Minister of Law Government of Bihar
- In office 16 August 2022 – 31 August 2022
- Preceded by: Pramod Kumar
- Succeeded by: Shamim Ahmad

Minister of Sugarcane Industries Government of Bihar
- In office 31 August 2022 – 31 August 2022

Personal details
- Party: Rashtriya Janata Dal
- Spouse: Ranjana Kumari
- Occupation: Politician

= Kartikeya Singh =

Indian politician

Kartikeya Singh (also known as Kartik Singh, Kartikey Kumar and Kartik Master) is an Indian politician affiliated with the Rashtriya Janata Dal. He currently serves as a member of the Bihar Legislative Council and was appointed as a Cabinet minister in the government led by Nitish Kumar in Bihar.

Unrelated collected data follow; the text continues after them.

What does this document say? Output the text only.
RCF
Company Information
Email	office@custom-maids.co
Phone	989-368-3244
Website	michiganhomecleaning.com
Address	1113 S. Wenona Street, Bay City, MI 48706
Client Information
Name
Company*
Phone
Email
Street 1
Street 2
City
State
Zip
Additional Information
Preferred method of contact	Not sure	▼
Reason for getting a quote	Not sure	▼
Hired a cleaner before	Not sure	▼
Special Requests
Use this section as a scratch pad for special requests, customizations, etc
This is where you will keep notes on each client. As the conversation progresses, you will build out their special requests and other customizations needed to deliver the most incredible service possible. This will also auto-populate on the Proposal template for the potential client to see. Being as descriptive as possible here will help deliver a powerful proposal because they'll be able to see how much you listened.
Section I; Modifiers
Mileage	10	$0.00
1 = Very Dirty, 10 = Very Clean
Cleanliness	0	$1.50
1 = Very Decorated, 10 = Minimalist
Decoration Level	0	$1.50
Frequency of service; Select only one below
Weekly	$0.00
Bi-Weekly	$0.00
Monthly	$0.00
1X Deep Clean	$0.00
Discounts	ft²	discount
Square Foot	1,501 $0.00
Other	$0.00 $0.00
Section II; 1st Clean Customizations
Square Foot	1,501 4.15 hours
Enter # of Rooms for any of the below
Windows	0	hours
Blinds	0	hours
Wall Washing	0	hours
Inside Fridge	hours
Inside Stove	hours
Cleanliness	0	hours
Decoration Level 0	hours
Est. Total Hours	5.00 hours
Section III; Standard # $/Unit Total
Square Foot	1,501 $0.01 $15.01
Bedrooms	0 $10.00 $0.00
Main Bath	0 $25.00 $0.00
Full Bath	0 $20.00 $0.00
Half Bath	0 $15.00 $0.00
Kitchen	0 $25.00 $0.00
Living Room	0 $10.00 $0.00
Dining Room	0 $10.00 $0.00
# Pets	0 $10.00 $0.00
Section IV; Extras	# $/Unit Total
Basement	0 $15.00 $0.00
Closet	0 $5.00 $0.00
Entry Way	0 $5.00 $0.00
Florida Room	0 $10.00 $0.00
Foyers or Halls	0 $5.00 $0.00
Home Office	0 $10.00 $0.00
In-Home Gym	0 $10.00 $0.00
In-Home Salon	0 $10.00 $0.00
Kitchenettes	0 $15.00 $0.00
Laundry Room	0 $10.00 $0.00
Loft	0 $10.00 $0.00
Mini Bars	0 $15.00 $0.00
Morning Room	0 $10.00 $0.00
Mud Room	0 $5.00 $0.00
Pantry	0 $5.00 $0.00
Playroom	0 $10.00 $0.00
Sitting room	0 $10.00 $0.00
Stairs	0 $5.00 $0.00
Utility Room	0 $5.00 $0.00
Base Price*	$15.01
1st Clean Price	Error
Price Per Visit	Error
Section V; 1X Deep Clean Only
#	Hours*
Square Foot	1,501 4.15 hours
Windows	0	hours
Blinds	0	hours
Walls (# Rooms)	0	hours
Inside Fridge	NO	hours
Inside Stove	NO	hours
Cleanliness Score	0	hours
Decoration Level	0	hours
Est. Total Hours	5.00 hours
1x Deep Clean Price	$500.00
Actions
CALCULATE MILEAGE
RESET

== Background and career ==
Kartik Kumar is considered to be close to don-turned-politician Anant Kumar Singh. He was elected to the Bihar Legislative Council in April 2022, winning the election from Patna on the ticket of Rashtriya Janata Dal.

He briefly served as Bihar's Law Minister before his removal from the position in August 2022. He was removed from the post of Law Minister due to facing kidnapping charges in a 2014 case and being issued a warrant in the case by the Danapur sub-divisional court. His removal came following opposition from various political parties and public protests against his appointment to the Law Ministry. After his removal from the Law Ministry, Kartik Kumar was appointed as the Minister of Sugarcane Industries. However, he resigned from this position on the same day of his appointment.

He was a teacher before entering politics. His wife, Ranjana Kumari, served as the chief (Mukhiya) for two consecutive terms. He came into contact with Anant Kumar Singh in 2005. He also served as an election strategist for Anant Singh. He has assets worth Rs. 990 million, as per his declaration in the election.

As of August 2020, he faces multiple charges including theft, kidnapping, rioting, obstructing government work, criminal conspiracy and extortion while armed with deadly weapons. He is also accused of causing damage to public infrastructure such as roads, bridges and rivers.